EIGHT years is VERY a long time to wait for one’s inheritance

Yves Maurel, attempting to sort out his inheritance.

Yves Maurel is Max Maurel’s son and has returned to the Seychelles after years of study abroad  to “straighten out” his father’s estate. In his Will Max Maurel appointed Gerard Maurel as his executor almost eight years ago. According to Yves, to date practically nothing has been done. No account has yet been rendered of the estate.

According to Yves his father left “everything he owned at the time of his death” to him and his older brother. Asked whether he was aware of what the estate consisted of he said that there is a property at La Retraite that belonged to his grandmother and that his father’s share was to have been passed on to him and his brother. There is also a property at Anse Poules Bleu, Parcel C 596, which now belongs to Golden Sun Pty Ltd a company in which the executor Gerard Maurel has 99 % shares. He said that he thinks that this is the same property that Mrs. Germaine Amesbury has said belongs to her grandfather Pierre Ernest Vidot.

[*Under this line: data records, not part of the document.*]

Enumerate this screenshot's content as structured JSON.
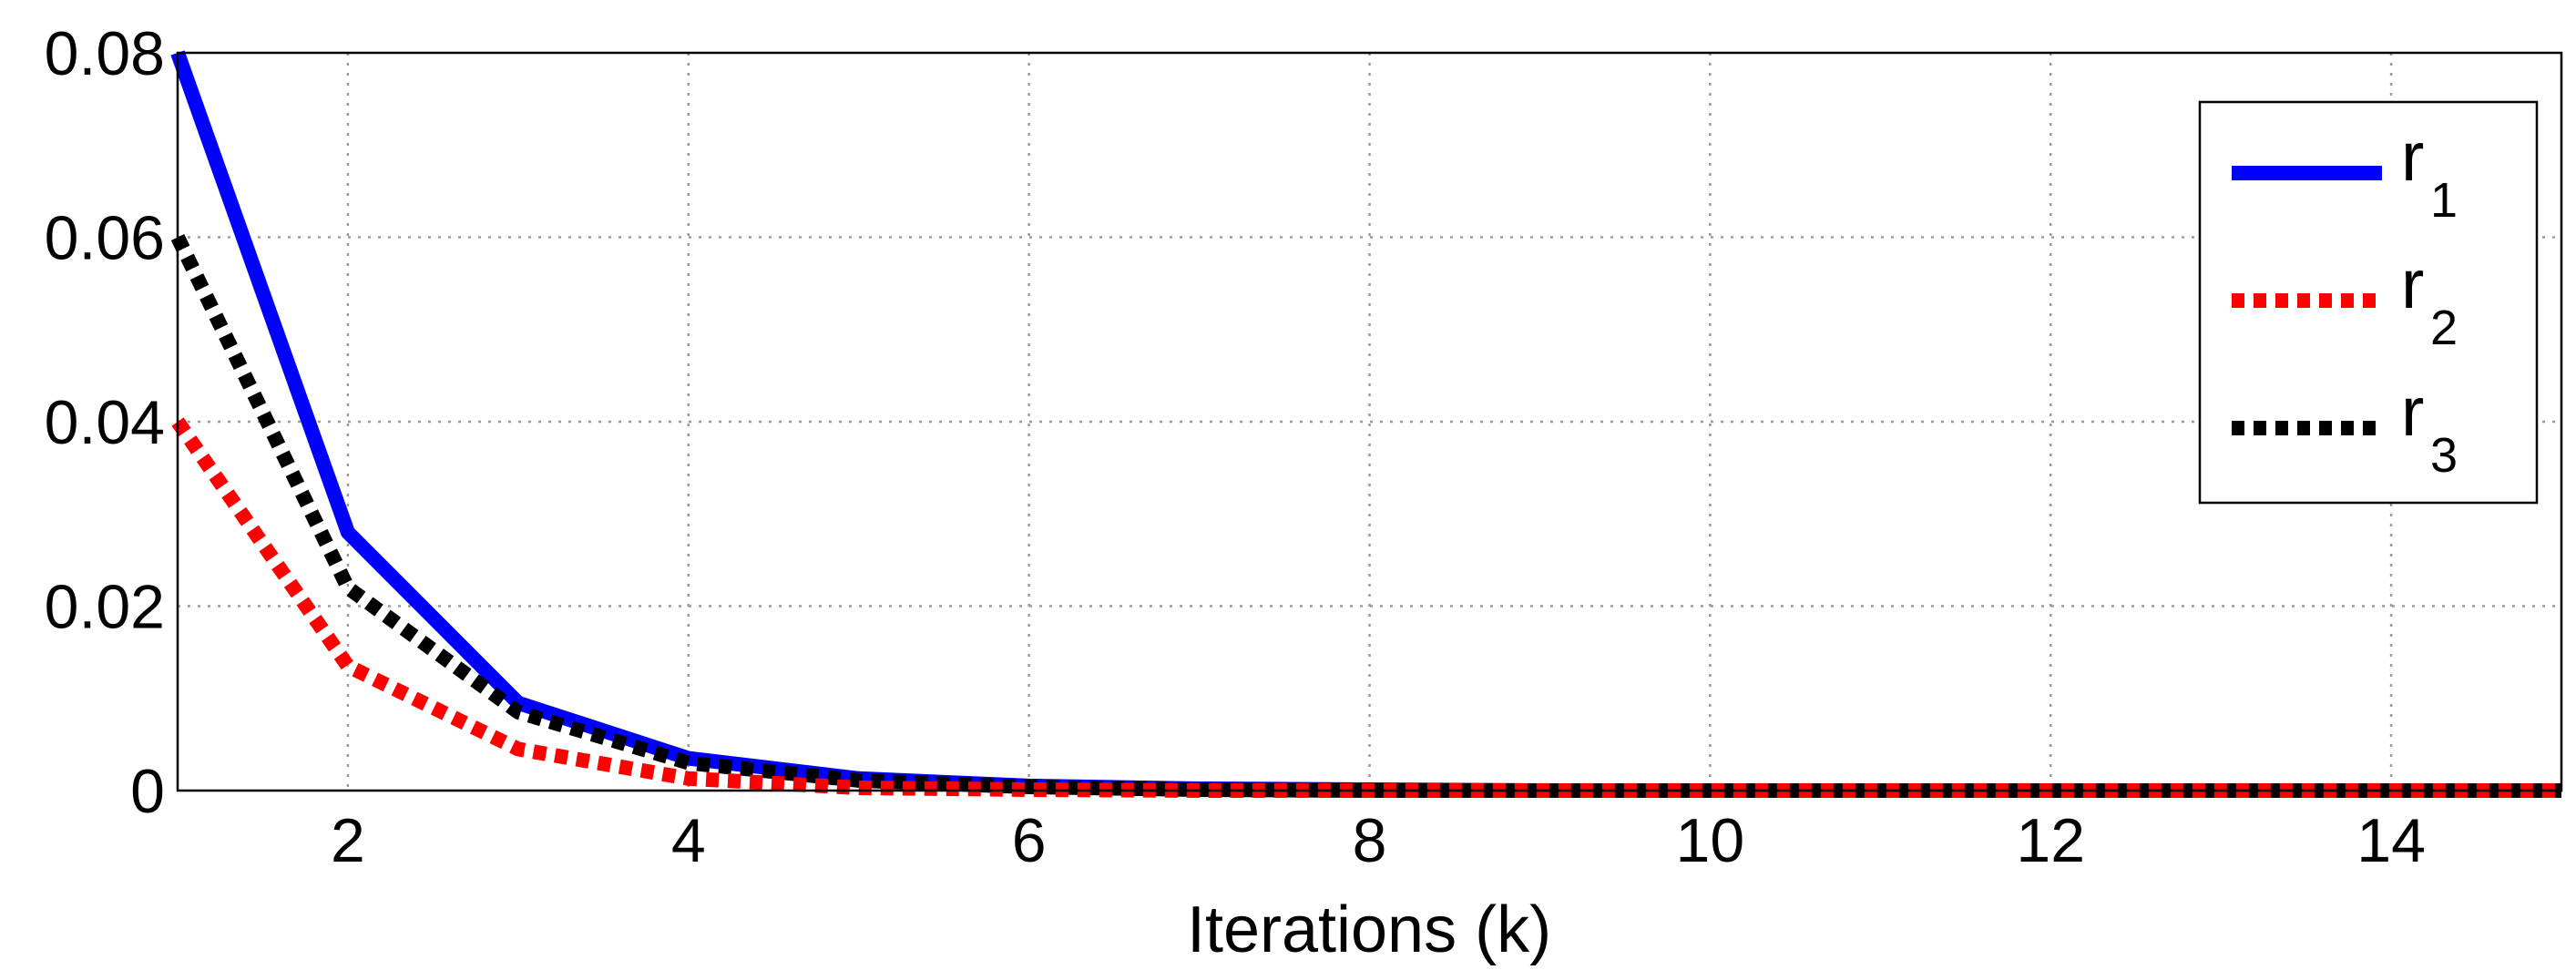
{
  "chart_data": {
    "type": "line",
    "xlabel": "Iterations (k)",
    "ylabel": "",
    "xlim": [
      1,
      15
    ],
    "ylim": [
      0,
      0.08
    ],
    "xticks": [
      2,
      4,
      6,
      8,
      10,
      12,
      14
    ],
    "yticks": [
      0,
      0.02,
      0.04,
      0.06,
      0.08
    ],
    "ytick_labels": [
      "0",
      "0.02",
      "0.04",
      "0.06",
      "0.08"
    ],
    "grid": true,
    "legend_position": "top-right",
    "x": [
      1,
      2,
      3,
      4,
      5,
      6,
      7,
      8,
      9,
      10,
      11,
      12,
      13,
      14,
      15
    ],
    "series": [
      {
        "name": "r",
        "subscript": "1",
        "color": "#0000ff",
        "style": "solid",
        "values": [
          0.08,
          0.028,
          0.0095,
          0.0035,
          0.0013,
          0.0005,
          0.0002,
          0.0001,
          0.0,
          0.0,
          0.0,
          0.0,
          0.0,
          0.0,
          0.0
        ]
      },
      {
        "name": "r",
        "subscript": "2",
        "color": "#ff0000",
        "style": "dotted",
        "values": [
          0.04,
          0.0135,
          0.0045,
          0.0013,
          0.0003,
          0.0001,
          0.0,
          0.0,
          0.0,
          0.0,
          0.0,
          0.0,
          0.0,
          0.0,
          0.0
        ]
      },
      {
        "name": "r",
        "subscript": "3",
        "color": "#000000",
        "style": "dotted",
        "values": [
          0.06,
          0.022,
          0.0085,
          0.003,
          0.0011,
          0.0004,
          0.0001,
          0.0,
          0.0,
          0.0,
          0.0,
          0.0,
          0.0,
          0.0,
          0.0
        ]
      }
    ]
  }
}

He further added that he knew that his father was also the owner of L’Ilette, an island off Port Glaud, but he says that Max had allegedly entered into an agreement to lease it for SR 5 Million. “The way I understand it, for the first 5 years the lessee would pay my father SR 20,000 per month, at the expiration of the 5 year period my father would be paid a lump sum but he died before the 5 years were up. My father died in 1999 less than 5 years after the documents were signed, so it appears that the estate is owed SR 5 Million. To date I have not seen any inheritance.” So who was paid the SR 20,000 per month? And after the expiration of those five years who collected the lump sum? Should that money not be part of his estate and should the executor not have looked into these things?

Yves added “Gerard Maurel is not only the executor of the my father’s Will but he is also my uncle and my godfather, over the last 8 years I have approached him several times to inquire about my inheritance but I was ignored, fobbed off and threatened with expulsion from his chambers. I tried to contact him by letters, he claims that they were not received. Recently I instructed an attorney to write to him asking for an inventory and his response was a petty excuse of an inventory which was incomplete, undated and many items that formed part of the original inventory were not listed. I was told that these items including Parcel C 596 had been sold to him by my father who owed him some money. I have yet to see the land transfer documents. A whole container of my father’s personal belongings from Mauritius is alleged to have caught fire and destroyed but  the recent inventory claims that this item could not be retrieved due to prohibitive costs. My brother and I could have happily met the costs had we been informed of the situation ”

It was pointed out to Yves that this whole thing might be seen as an attempt to “wash his dirty laundry in public” because after all he is Gerard’s god child and nephew and his response was that 8 years is a long time to wait for one’s inheritance.